Re: Fitting data to a curve

*To*: mathgroup at smc.vnet.net*Subject*: [mg73303] Re: Fitting data to a curve*From*: "Ray Koopman" <koopman at sfu.ca>*Date*: Fri, 9 Feb 2007 23:45:57 -0500 (EST)*References*: <eqengu$4gj$1@smc.vnet.net>

On Feb 8, 12:37 am, Peter Jay Salzman <p... at dirac.org> wrote: > I have a table of {x,y} data and a function: > > a y^2 + b x y + c x + d y + e = x^2 > > I'd like to do a least fit to determine the constants a, b, c, d, and e. I > think the function I want is Fit[] or FindFit[], but I can't coax Mathematica to do > this. I'm not entirely sure what to do with that x^2 since it has no > coefficient. > > I've never used these functions before; how can I do this least squares fit? > > Thanks!
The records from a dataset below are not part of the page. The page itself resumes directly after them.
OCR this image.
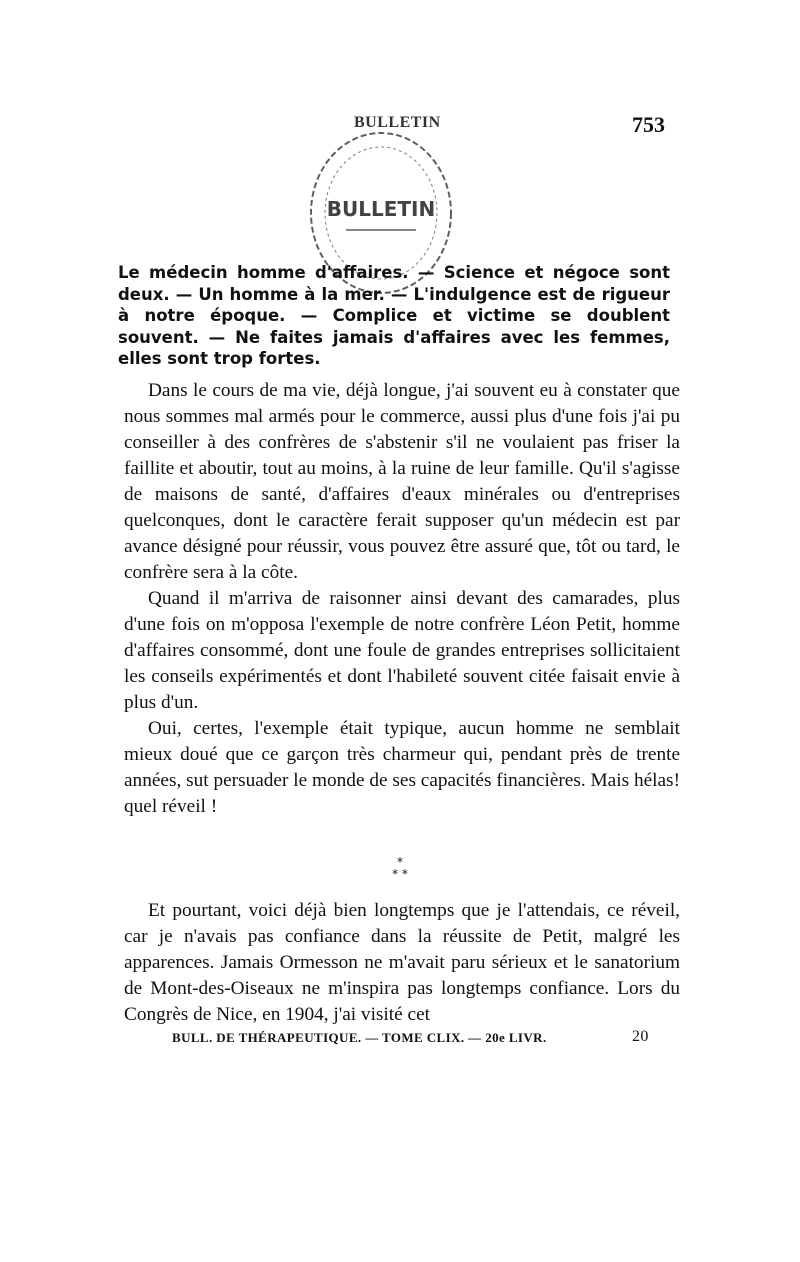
BULLETIN	753
BULLETIN
Le médecin homme d'affaires. — Science et négoce sont deux. — Un homme à la mer. — L'indulgence est de rigueur à notre époque. — Complice et victime se doublent souvent. — Ne faites jamais d'affaires avec les femmes, elles sont trop fortes.

Dans le cours de ma vie, déjà longue, j'ai souvent eu à constater que nous sommes mal armés pour le commerce, aussi plus d'une fois j'ai pu conseiller à des confrères de s'abstenir s'il ne voulaient pas friser la faillite et aboutir, tout au moins, à la ruine de leur famille. Qu'il s'agisse de maisons de santé, d'affaires d'eaux minérales ou d'entreprises quelconques, dont le caractère ferait supposer qu'un médecin est par avance désigné pour réussir, vous pouvez être assuré que, tôt ou tard, le confrère sera à la côte.

Quand il m'arriva de raisonner ainsi devant des camarades, plus d'une fois on m'opposa l'exemple de notre confrère Léon Petit, homme d'affaires consommé, dont une foule de grandes entreprises sollicitaient les conseils expérimentés et dont l'habileté souvent citée faisait envie à plus d'un.

Oui, certes, l'exemple était typique, aucun homme ne semblait mieux doué que ce garçon très charmeur qui, pendant près de trente années, sut persuader le monde de ses capacités financières. Mais hélas! quel réveil !

*
* *

Et pourtant, voici déjà bien longtemps que je l'attendais, ce réveil, car je n'avais pas confiance dans la réussite de Petit, malgré les apparences. Jamais Ormesson ne m'avait paru sérieux et le sanatorium de Mont-des-Oiseaux ne m'inspira pas longtemps confiance. Lors du Congrès de Nice, en 1904, j'ai visité cet

BULL. DE THÉRAPEUTIQUE. — TOME CLIX. — 20e LIVR.	20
In[1]:= <<Graphics`ImplicitPlot` In[2]:= SeedRandom[1]; data = Table[Random[],{30},{2}]; In[3]:= f = Fit[data/.{x_,y_}->{x,y,x^2},{1,x,y,x*y,y^2},{x,y}] Out[3]= -.0952586 + .887256*x - .128435*y + .354883*x*y - .141003*y^2 In[4]:= ImplicitPlot[f == x^2,{x,0,1},{y,0,1}, Frame->True, Prolog->{AbsolutePointSize[5], Point/@data}];